For all those who had trouble accessing the site this week, we’re happy to announce it’s up and running again! We apologize for the delay and encourage you to access the manual and software download pages once more.

Juxta 1.3 Released

Juxta 1.3 is now available for download here. It has the following new features:

1) Search over all documents.

Juxta Search
A search box has been added to the toolbar, making it possible to find instances of a word or phrase within all documents in the comparison set. Those results are listed in the Search pane at the bottom of the screen (see image above). Clicking on a line in that pane will display the document and the search results. Note that Juxta will remember the last searches that were performed and show them in the search drop down list.

2) Line numbers appear for the witness and base texts.

Line Numbers

Now, when the “toggle line numbers” menu item is selected, the line numbers appear alongside the witness text, in addition to the those coresponding to the base text.

3) “Moves”: the ability to correlate similar passages that are differently located in two documents.

Juxta Moves

The Passages feature from the last version has been reworked into the new, “Moves” feature. In the side-by-side collation view, the user may select text in both the base and the witness documents representing a passage identified as having moved (1). The move button (2) will become enabled at that point.

Juxta Move Completed
Click here to create the move. You will see an outline of the passages (3) and a line connecting them, with an entry made in the Moves pane (4). Clicking the entry brings the move into view.

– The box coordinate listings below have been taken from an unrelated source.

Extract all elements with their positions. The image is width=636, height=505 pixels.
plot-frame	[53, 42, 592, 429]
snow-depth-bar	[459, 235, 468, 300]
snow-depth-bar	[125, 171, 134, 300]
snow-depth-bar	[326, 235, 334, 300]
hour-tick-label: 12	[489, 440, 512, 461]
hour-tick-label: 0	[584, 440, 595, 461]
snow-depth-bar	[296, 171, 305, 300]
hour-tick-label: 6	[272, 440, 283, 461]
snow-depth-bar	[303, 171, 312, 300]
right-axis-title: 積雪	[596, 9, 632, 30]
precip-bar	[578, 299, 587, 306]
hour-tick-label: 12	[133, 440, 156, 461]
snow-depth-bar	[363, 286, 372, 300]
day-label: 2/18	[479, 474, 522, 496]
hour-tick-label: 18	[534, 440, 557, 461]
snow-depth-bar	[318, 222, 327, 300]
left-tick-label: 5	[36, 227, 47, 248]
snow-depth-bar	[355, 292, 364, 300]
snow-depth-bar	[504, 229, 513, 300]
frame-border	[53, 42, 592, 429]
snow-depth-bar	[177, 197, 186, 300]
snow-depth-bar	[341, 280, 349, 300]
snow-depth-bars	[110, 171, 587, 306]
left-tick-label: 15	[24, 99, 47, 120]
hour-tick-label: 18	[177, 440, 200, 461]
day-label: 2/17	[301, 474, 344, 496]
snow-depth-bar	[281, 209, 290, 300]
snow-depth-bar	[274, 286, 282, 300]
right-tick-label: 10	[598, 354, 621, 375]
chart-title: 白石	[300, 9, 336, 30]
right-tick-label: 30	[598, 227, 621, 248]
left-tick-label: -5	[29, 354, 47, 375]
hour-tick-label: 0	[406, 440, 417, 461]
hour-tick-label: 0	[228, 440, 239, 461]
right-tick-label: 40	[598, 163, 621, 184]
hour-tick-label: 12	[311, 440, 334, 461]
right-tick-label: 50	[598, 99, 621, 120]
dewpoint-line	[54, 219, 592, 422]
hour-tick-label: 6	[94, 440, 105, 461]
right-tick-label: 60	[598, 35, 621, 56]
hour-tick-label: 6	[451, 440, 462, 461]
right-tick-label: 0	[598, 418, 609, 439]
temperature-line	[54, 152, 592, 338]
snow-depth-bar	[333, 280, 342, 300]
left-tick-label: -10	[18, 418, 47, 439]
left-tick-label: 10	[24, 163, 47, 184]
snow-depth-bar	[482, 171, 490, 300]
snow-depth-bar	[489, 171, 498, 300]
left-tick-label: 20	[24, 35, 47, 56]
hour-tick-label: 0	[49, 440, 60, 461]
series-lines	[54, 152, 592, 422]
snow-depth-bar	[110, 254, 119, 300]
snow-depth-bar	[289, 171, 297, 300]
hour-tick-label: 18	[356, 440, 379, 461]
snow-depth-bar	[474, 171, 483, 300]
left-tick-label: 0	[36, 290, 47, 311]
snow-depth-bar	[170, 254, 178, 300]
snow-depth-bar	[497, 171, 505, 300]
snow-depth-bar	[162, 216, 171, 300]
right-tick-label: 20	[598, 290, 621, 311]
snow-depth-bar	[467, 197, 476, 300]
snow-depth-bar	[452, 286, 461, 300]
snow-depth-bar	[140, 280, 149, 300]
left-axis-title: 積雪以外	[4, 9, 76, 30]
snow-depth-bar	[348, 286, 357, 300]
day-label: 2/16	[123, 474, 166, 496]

Altogether, these features represent a significant improvement to Juxta as a textual collation tool. Download it and give it a try today!

Juxta 1.2.2 Released

Juxta 1.2.2 is now available for download. The major new feature in this release is an improved fragment selection mechanism and the ability to easily preview files before collating them. This functionality is accessed via the “Files” tab on the left hand panel, depicted below.

juxta-frag1.jpg
Clicking on the “Files” tab brings up a tree of the files in the currently selected base directory. Clicking on the file icon allows the scholar to select a directory from which to select files for collation.

juxta-frag2.jpg
Double clicking on files with a “txt” or “xml” extension opens them in a preview mode. The scholar can then choose to import the entire file into the collation or to highlight a fragment and pull just the highlighted fragment into the collation. Fragments carry with them the metadata and lineation from the source text, if any. This new functionality replaces the old fragment selection mode with a more integrated solution.